Sadar

623 27 0
                                    

Ada banyak alasan untuk pergi, tapi aku tetap memilih untuk tidak. Sebab untukku, kau adalah luka sekaligus penyembuh yang paling aku suka.

— Adnda, Luka & Penyembuhnya.

* * *

Reksa menatap ke langit langit di atas balkon kamarnya. Ia memandang langit yang mulai berwarna keunguan.

Ponselnya yang berada diatas nakas kemudian berdering. Reksa berjalan malas ke arah nakas, kemudian melihat notifikasi yang masuk.

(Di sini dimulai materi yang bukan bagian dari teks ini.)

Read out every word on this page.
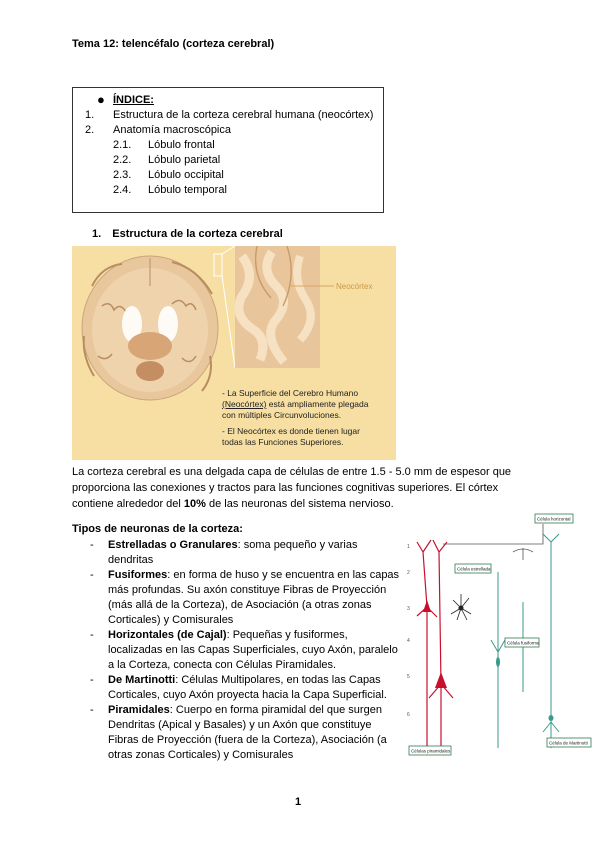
Tema 12: telencéfalo (corteza cerebral)
● ÍNDICE:
1. Estructura de la corteza cerebral humana (neocórtex)
2. Anatomía macroscópica
2.1. Lóbulo frontal
2.2. Lóbulo parietal
2.3. Lóbulo occipital
2.4. Lóbulo temporal
1. Estructura de la corteza cerebral
Neocórtex
- La Superficie del Cerebro Humano
(Neocórtex) está ampliamente plegada
con múltiples Circunvoluciones.
- El Neocórtex es donde tienen lugar
todas las Funciones Superiores.
La corteza cerebral es una delgada capa de células de entre 1.5 - 5.0 mm de espesor que proporciona las conexiones y tractos para las funciones cognitivas superiores. El córtex contiene alrededor del 10% de las neuronas del sistema nervioso.
Tipos de neuronas de la corteza:
- Estrelladas o Granulares: soma pequeño y varias dendritas
- Fusiformes: en forma de huso y se encuentra en las capas más profundas. Su axón constituye Fibras de Proyección (más allá de la Corteza), de Asociación (a otras zonas Corticales) y Comisurales
- Horizontales (de Cajal): Pequeñas y fusiformes, localizadas en las Capas Superficiales, cuyo Axón, paralelo a la Corteza, conecta con Células Piramidales.
- De Martinotti: Células Multipolares, en todas las Capas Corticales, cuyo Axón proyecta hacia la Capa Superficial.
- Piramidales: Cuerpo en forma piramidal del que surgen Dendritas (Apical y Basales) y un Axón que constituye Fibras de Proyección (fuera de la Corteza), Asociación (a otras zonas Corticales) y Comisurales
1
2
3
4
5
6
Célula horizontal
Célula estrellada
Célula fusiforme
Células piramidales
Célula de Martinotti
1
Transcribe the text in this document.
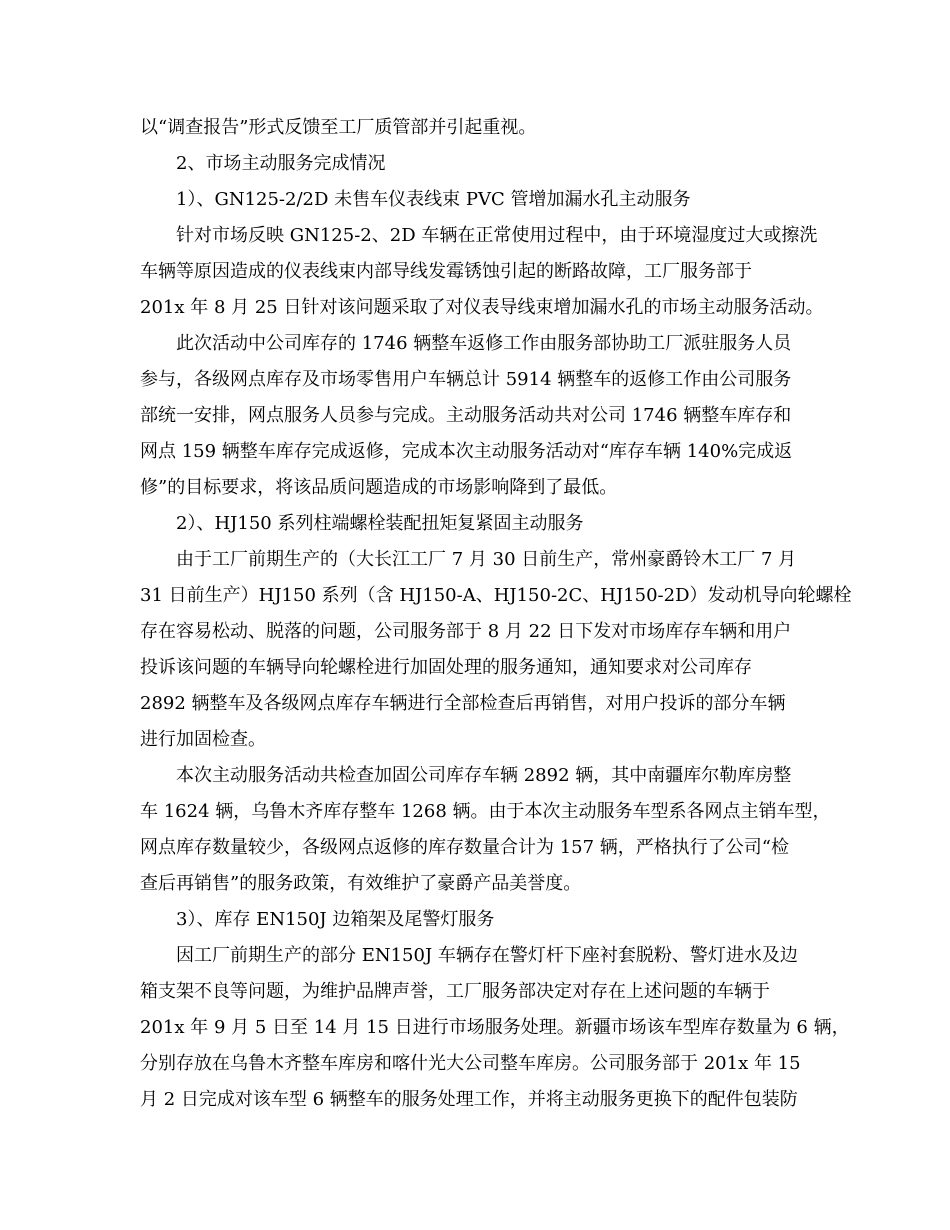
以“调查报告”形式反馈至工厂质管部并引起重视。
2、市场主动服务完成情况
1）、GN125-2/2D 未售车仪表线束 PVC 管增加漏水孔主动服务
针对市场反映 GN125-2、2D 车辆在正常使用过程中，由于环境湿度过大或擦洗
车辆等原因造成的仪表线束内部导线发霉锈蚀引起的断路故障，工厂服务部于
201x 年 8 月 25 日针对该问题采取了对仪表导线束增加漏水孔的市场主动服务活动。
此次活动中公司库存的 1746 辆整车返修工作由服务部协助工厂派驻服务人员
参与，各级网点库存及市场零售用户车辆总计 5914 辆整车的返修工作由公司服务
部统一安排，网点服务人员参与完成。主动服务活动共对公司 1746 辆整车库存和
网点 159 辆整车库存完成返修，完成本次主动服务活动对“库存车辆 140%完成返
修”的目标要求，将该品质问题造成的市场影响降到了最低。
2）、HJ150 系列柱端螺栓装配扭矩复紧固主动服务
由于工厂前期生产的（大长江工厂 7 月 30 日前生产，常州豪爵铃木工厂 7 月
31 日前生产）HJ150 系列（含 HJ150-A、HJ150-2C、HJ150-2D）发动机导向轮螺栓
存在容易松动、脱落的问题，公司服务部于 8 月 22 日下发对市场库存车辆和用户
投诉该问题的车辆导向轮螺栓进行加固处理的服务通知，通知要求对公司库存
2892 辆整车及各级网点库存车辆进行全部检查后再销售，对用户投诉的部分车辆
进行加固检查。
本次主动服务活动共检查加固公司库存车辆 2892 辆，其中南疆库尔勒库房整
车 1624 辆，乌鲁木齐库存整车 1268 辆。由于本次主动服务车型系各网点主销车型，
网点库存数量较少，各级网点返修的库存数量合计为 157 辆，严格执行了公司“检
查后再销售”的服务政策，有效维护了豪爵产品美誉度。
3）、库存 EN150J 边箱架及尾警灯服务
因工厂前期生产的部分 EN150J 车辆存在警灯杆下座衬套脱粉、警灯进水及边
箱支架不良等问题，为维护品牌声誉，工厂服务部决定对存在上述问题的车辆于
201x 年 9 月 5 日至 14 月 15 日进行市场服务处理。新疆市场该车型库存数量为 6 辆，
分别存放在乌鲁木齐整车库房和喀什光大公司整车库房。公司服务部于 201x 年 15
月 2 日完成对该车型 6 辆整车的服务处理工作，并将主动服务更换下的配件包装防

Itu notifikasi Line dari Gilang. Tebakan Reksa, Gilang mungkin akan membicarakan soal Adinda.

Gilang P.
Mulai besok, gausa dktin
Adinda lg.

Reksa diam sebelum kemudian menyadari maksud Gilang. Reksa mengernyitkan keningnya, kemudian membuka chat-nya dengan Adinda.

Reksa
Kita putus

Adinda D.
OK

Reksa terbelalak melihat dua baris chat terakhir yang dikirim dan diterima tadi pagi.

Jam 8 lewat, sama seperti ketika Raisha meminjam ponselnya. Reksa sama sekali nggak mengirim pesan itu. Jadi berarti Raisha?

Reksa segera menelepon Raisha, memastikan apa benar cewek itu yang mengirim pesan tersebut?

"Halo, Sha." Ucap Reksa buru-buru ketika panggilannya diangkat.

"Halo, Sa. Kenapa malem malem gini nelpon?" Balas Raisha di seberang sana dengan kekekah kecil.

Reksa berdecak. "Lo yang ngirim chat ke Adinda tadi pagi ya?" Tanyanya langsung to the point.

Raisha diam sebentar kemudian menjawab. "Sejak kapan kamu ngomongnya pake lo-gua?"

"Raisha! Nggak usah ngalihin pembicaraan. Jawab gua!"

"Buat apa sih?"

"JAWAB RAISHA!"

"Iya, gua yang ngirim chat itu. Puas lo?!"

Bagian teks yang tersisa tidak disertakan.